Voice-crackle from Maurice’s cans. He nodded, scanning the monitors to make sure Gemmell was alone. ‘OK, Steve, thanks, will do. John, let’s see where this one goes, OK?’
Eirion looked shell-shocked. ‘Anything could happen down there, couldn’t it? Suppose that guy had a gun?’
‘Probably wouldn’t be that much use against Satan, anyway,’ Jane reasoned.
‘Why don’t you tell them?’ The Rev. Peter Gemmell hissed at Merrily. ‘Why don’t you tell them that Satan is in our midst? That he’s here now. Why don’t you stand up and denounce him?’
Fallon saved her.
‘Well, you tell us, Peter, since you’re here. You point him out. Where exactly is Satan sitting?’
‘I shall tell you.’ Gemmell didn’t hesitate. ‘He’s sitting directly behind you.’
Fallon stepped aside to reveal Ned Bain smiling and shaking his head, pityingly.
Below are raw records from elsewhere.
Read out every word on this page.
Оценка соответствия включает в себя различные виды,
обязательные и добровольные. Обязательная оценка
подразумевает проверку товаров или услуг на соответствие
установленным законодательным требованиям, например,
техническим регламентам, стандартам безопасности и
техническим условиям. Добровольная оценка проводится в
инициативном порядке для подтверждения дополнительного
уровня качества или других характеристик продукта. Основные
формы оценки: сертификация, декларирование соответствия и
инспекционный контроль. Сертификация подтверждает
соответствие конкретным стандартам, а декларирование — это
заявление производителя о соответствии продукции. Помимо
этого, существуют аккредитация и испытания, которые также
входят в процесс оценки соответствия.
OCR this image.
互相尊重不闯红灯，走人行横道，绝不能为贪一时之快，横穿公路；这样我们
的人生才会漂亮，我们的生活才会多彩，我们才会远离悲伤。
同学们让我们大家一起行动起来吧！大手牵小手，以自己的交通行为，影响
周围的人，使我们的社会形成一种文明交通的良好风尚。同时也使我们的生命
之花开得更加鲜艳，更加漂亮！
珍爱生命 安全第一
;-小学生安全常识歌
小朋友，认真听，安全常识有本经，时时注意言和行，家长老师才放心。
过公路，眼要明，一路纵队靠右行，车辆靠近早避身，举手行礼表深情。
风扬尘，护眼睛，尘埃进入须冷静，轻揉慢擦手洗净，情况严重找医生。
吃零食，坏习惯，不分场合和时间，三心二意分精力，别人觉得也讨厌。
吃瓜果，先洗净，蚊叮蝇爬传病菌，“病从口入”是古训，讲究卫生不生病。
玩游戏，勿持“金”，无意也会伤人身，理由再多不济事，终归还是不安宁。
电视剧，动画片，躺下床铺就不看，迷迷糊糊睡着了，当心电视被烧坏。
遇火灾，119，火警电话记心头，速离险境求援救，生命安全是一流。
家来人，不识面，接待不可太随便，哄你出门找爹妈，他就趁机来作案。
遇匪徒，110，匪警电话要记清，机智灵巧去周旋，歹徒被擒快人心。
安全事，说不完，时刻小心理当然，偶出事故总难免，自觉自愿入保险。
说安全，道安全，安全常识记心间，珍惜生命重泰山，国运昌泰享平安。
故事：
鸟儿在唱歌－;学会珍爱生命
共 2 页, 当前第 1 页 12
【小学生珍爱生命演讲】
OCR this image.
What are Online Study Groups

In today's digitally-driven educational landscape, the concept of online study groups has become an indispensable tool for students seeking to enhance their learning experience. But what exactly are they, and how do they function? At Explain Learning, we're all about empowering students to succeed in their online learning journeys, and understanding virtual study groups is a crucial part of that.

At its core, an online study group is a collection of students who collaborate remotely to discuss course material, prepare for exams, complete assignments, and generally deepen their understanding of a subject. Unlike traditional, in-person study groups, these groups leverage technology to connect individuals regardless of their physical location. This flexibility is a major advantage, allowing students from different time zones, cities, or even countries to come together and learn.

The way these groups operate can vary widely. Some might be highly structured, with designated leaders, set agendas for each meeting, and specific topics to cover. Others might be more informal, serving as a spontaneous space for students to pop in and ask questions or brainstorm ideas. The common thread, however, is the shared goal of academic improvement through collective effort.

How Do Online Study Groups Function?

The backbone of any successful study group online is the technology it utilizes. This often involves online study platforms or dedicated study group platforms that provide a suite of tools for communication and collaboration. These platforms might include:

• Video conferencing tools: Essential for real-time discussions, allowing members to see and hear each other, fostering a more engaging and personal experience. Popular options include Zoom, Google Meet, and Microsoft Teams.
‘That man...’ Gemmell glared contemptuously at Bain. ‘That man speaks from the Devil’s script. From his lips spews the slick rhetoric of Satan the seducer.’
Sea of Light? Merrily wondered.
‘ “The satyr shall cry to his fellow!” ’ Gemmell roared. ‘ “Yea, there shall the night hag alight, and find for herself a resting place!” Isaiah.’
Merrily thought of the number of interpretations you could put on that. In fact, she was sure there was a rather more innocent translation in the Revised English Bible. She just couldn’t remember what it was. Couldn’t remember anything tonight.
‘The satyr,’ Gemmell explained, ‘is the so-called horned god of the witches – the god Pan. The night hag is the demon Lilith. And so the Bible tells us quite plainly that paganism invites the demonic to share its bed. And that is as true today as it was when it was written.’